Сейчас Обалу понял, что ему сказочно повезло: дон Осаин оказался чем-то настолько занят, что ему и в голову не пришло спросить, с какой стати внук Энграсии приехал на рассвете, один, без братьев… Стало быть, здесь пока можно остаться. Хотя бы до тех пор, пока дон Осаин не начнёт задавать вопросы. Что будет после, Обалу не знал и мучительно не хотел об этом думать. Перед его глазами до сих пор стояло перекошенное от ужаса лицо чёрного парня, который, выронив пистолет, рухнул перед ним на колени. В пальцах по-прежнему ощущалась шероховатая соломенная пробка, в ушах звучал глухой стук упавшего на пол пустого калебаса.
«Я не хотел этого… Матерь божья, я же не хотел этого! Если бы только этот болван с пистолетом не оскорбил Габриэлу!.. Мою Габриэлу… Я сделал то, что нужно Нана Буруку… Что же теперь?..»
Вслух же Обалу спросил:
– Что случилось, дон Осаин? Я не вовремя? У вас гости?
– Ты всегда вовремя, малыш. – Старик торопливо поднимался по крыльцу. – Ума не приложу, что делать: он совсем плох… Он шёл ко мне, но упал здесь, у ворот дома Энграсии. К счастью, я пришёл проверить дом после ливня и увидел…
Тот, о ком говорил Осаин, лежал у стены веранды, на полу, на старой тростниковой циновке, запрокинув голову и хрипло, тяжело дыша.
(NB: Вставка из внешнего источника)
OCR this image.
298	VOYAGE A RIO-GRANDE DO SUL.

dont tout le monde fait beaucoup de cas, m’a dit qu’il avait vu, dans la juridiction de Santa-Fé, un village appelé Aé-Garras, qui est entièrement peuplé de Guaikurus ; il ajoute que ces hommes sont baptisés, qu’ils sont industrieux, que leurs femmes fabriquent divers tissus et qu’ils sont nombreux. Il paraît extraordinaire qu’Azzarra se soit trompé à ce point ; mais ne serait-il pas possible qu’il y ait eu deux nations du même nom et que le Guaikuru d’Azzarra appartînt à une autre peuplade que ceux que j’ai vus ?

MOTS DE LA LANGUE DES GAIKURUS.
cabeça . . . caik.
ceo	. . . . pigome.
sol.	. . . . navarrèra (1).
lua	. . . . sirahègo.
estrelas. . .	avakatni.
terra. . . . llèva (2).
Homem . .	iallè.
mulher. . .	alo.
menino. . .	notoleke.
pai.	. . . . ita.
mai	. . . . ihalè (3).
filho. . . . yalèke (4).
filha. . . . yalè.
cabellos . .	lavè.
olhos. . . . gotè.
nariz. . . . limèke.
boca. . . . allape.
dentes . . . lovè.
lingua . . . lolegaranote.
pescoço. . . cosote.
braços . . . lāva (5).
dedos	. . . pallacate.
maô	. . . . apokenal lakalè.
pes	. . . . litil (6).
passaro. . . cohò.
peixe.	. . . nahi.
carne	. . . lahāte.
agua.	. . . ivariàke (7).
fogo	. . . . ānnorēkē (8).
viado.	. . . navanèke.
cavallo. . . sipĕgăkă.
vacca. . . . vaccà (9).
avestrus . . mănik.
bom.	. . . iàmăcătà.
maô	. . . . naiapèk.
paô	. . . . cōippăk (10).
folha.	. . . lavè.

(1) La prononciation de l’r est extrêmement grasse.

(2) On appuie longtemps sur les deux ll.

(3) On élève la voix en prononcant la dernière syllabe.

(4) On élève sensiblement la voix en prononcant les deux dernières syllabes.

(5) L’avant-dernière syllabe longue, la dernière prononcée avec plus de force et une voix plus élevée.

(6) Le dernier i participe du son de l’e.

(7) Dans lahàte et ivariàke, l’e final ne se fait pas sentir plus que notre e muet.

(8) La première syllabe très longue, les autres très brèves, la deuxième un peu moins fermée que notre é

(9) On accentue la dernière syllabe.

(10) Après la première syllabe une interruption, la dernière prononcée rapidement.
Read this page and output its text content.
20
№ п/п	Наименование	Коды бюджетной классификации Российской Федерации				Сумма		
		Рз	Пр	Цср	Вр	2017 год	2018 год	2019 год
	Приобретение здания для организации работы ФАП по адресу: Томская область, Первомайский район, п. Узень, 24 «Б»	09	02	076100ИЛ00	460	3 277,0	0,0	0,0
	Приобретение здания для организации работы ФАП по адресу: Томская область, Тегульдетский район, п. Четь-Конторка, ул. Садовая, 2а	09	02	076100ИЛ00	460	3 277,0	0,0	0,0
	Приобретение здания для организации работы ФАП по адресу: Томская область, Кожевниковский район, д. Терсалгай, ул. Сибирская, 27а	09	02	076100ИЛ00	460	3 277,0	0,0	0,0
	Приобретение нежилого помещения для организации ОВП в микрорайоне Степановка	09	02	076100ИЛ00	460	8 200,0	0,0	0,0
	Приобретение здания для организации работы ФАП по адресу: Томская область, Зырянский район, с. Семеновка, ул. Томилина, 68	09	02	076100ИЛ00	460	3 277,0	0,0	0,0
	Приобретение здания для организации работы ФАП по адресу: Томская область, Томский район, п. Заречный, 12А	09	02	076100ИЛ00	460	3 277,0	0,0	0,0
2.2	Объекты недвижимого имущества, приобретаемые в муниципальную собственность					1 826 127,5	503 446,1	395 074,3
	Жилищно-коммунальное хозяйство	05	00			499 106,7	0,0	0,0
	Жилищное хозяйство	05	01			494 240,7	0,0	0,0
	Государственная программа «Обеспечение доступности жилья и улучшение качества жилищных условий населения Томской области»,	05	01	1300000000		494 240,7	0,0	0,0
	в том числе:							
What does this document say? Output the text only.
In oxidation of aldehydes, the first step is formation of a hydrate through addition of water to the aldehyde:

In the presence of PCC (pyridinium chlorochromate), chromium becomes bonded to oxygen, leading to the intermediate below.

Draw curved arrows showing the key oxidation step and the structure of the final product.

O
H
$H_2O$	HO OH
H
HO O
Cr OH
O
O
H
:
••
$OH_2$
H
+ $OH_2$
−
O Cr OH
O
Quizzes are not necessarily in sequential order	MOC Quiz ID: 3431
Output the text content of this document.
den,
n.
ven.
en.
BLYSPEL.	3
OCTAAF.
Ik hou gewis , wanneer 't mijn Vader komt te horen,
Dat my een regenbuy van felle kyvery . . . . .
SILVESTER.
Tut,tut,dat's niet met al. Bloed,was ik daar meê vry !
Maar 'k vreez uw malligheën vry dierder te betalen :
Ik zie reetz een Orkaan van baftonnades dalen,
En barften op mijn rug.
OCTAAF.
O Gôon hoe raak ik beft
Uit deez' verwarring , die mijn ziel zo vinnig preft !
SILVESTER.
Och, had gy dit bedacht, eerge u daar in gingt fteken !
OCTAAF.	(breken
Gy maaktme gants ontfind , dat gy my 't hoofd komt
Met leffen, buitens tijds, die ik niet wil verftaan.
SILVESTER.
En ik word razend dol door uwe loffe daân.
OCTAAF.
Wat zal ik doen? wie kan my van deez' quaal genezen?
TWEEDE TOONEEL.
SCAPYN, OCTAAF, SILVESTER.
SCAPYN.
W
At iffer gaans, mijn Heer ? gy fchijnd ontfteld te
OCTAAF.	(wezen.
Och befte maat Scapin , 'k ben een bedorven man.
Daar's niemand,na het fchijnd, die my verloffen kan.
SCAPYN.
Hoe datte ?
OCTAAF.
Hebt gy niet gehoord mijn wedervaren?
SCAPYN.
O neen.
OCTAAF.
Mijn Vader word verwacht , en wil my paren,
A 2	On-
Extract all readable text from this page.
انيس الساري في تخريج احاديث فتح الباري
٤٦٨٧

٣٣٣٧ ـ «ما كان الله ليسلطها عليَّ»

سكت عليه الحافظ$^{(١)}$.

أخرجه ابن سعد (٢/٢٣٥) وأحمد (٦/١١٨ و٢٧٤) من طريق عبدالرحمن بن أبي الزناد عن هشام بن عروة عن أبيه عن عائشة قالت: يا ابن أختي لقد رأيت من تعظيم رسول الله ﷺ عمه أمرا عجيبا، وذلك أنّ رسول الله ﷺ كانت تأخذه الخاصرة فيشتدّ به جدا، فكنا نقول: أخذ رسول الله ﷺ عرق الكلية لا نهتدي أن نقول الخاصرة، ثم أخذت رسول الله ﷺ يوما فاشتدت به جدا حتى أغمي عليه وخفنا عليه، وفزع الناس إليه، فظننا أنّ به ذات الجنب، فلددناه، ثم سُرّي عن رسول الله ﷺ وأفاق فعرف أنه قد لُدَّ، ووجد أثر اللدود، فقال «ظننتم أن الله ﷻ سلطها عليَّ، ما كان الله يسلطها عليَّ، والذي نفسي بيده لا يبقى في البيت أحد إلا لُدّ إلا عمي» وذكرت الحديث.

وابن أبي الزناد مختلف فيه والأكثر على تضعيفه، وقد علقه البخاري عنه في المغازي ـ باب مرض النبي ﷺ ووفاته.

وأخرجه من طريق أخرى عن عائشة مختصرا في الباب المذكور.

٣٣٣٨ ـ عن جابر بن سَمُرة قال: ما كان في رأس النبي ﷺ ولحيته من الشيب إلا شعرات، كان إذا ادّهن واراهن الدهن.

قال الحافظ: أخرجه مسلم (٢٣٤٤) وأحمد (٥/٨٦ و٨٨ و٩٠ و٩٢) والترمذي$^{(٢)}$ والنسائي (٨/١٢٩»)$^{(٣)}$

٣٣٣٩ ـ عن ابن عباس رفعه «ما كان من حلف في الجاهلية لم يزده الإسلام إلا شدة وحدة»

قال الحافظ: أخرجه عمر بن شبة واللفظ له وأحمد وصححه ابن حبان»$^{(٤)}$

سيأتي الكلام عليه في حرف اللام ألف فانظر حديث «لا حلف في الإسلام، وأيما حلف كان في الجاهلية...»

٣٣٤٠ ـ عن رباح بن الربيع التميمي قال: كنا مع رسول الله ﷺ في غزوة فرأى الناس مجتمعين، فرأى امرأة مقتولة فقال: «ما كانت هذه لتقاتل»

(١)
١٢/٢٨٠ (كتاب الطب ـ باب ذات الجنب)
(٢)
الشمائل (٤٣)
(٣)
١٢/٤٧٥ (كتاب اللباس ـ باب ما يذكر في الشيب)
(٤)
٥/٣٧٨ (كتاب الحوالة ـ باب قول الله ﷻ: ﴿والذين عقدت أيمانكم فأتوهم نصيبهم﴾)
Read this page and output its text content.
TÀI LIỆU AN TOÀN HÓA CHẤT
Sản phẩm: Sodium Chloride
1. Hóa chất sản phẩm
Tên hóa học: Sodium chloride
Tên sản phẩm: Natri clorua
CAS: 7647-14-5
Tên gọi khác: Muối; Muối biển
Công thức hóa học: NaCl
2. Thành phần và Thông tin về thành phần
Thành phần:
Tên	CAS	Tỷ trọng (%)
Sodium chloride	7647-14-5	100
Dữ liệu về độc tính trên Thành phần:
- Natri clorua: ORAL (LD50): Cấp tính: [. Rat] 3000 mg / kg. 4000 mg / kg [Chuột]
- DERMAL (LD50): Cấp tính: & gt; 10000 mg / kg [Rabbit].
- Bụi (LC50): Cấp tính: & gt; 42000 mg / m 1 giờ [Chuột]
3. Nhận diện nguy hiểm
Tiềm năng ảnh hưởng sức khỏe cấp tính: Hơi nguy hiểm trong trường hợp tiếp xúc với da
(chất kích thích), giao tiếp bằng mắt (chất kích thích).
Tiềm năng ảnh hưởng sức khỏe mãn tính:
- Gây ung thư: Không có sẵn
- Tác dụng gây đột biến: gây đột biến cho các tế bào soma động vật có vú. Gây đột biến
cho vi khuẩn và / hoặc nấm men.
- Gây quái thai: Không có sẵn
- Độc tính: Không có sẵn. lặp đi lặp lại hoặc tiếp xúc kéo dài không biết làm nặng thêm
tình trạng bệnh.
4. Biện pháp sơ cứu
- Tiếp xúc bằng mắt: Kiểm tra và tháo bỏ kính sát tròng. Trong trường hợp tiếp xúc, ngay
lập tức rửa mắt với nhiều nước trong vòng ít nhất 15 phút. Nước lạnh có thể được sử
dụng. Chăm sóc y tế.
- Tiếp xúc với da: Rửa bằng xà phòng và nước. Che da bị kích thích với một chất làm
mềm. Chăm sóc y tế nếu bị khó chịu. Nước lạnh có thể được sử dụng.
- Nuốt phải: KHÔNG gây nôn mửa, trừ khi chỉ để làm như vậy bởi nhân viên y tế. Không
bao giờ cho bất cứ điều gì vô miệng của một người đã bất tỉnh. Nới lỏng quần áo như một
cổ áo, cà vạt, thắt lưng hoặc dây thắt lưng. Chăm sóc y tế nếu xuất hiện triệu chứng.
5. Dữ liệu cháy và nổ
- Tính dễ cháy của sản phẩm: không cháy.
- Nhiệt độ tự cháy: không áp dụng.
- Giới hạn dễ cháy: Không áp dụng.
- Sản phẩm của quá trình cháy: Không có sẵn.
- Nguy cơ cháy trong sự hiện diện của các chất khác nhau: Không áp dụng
Это был чёрный человек лет пятидесяти – огромный, кряжистый, как ствол старого дерева. Даже кожа его напоминала потрескавшуюся кору, сплошь покрытую татуировками. Курчавые волосы были наполовину седыми. Некрасивое, грубое лицо с плоским носом и крупными, потрескавшимися от жара губами показалось Обалу смутно знакомым. Но вспомнить, где он мог видеть этого человека, Обалу не мог.
– Даже не открывает глаз! – озабоченно говорил за его плечом дон Осаин. – Ничего не ест, весь горит! Я приготовил снадобье, но он нипочём не хочет пить! Ты можешь что-нибудь сделать, малыш?
– Конечно. – Обалу, отставив один костыль и держась рукой за перила веранды, неловко опустился на пол. Получилось плохо, он всё-таки упал, но, предвидя это, успел ухватиться за протянутую руку Осаина и не грохнулся на спину. Осторожно провёл ладонями по лицу больного. Сосредоточился.
– Ничего страшного, – сказал он через минуту. – Сердце как у молодого. Простая лихорадка. Нервное истощение. Очень тяжёлые мысли. И, кажется, ещё и… Нет, я ошибся, этого нет. Это очень сильный человек. У него отменное здоровье. Но то, что творится в его голове, хуже любой болезни. Я ничего не могу с этим сделать. Я не работаю с чужим ори, дон Осаин! Нельзя лазить в мозги человека без его разрешения!
– Но лихорадку же можно снять? Это ведь не проклятье и не сглаз? – обеспокоенно спросил Осаин. – Я не почувствовал ничего такого…
– Я тоже не чувствую. Значит, сейчас уберём. – Обалу закрыл глаза и пожалел, что рядом нет Эвы с её ласковой, тёплой аше. При мысли о том, что он долго ещё не посмеет показаться на глаза сестре, у Обалу снова болезненно сжалось сердце. Но сейчас не было времени думать об этом. Он собрался с силами – и его аше цвета стали, колючая, искрящаяся холодными бликами, вошла заточенным лезвием в облако боли, окутывавшее незнакомца. Тот вздрогнул, хрипло выругался сквозь зубы – и затих.
– Кто это такой, дон Осаин? – спросил Обалу час спустя, когда они со стариком сидели на тёплых от солнца ступенях веранды, пили кофе и смотрели, как птицы скачут по ветвям мангового дерева. – Ваш друг?
Старик, помедлив, кивнул.
– У него такие же наколки, как у нашего Ошосси. Он пришёл из тюрьмы?
И снова молчаливый кивок. Плод манго мягко шлёпнулся в мокрую от росы траву возле крыльца. Обалу протянул за ним руку.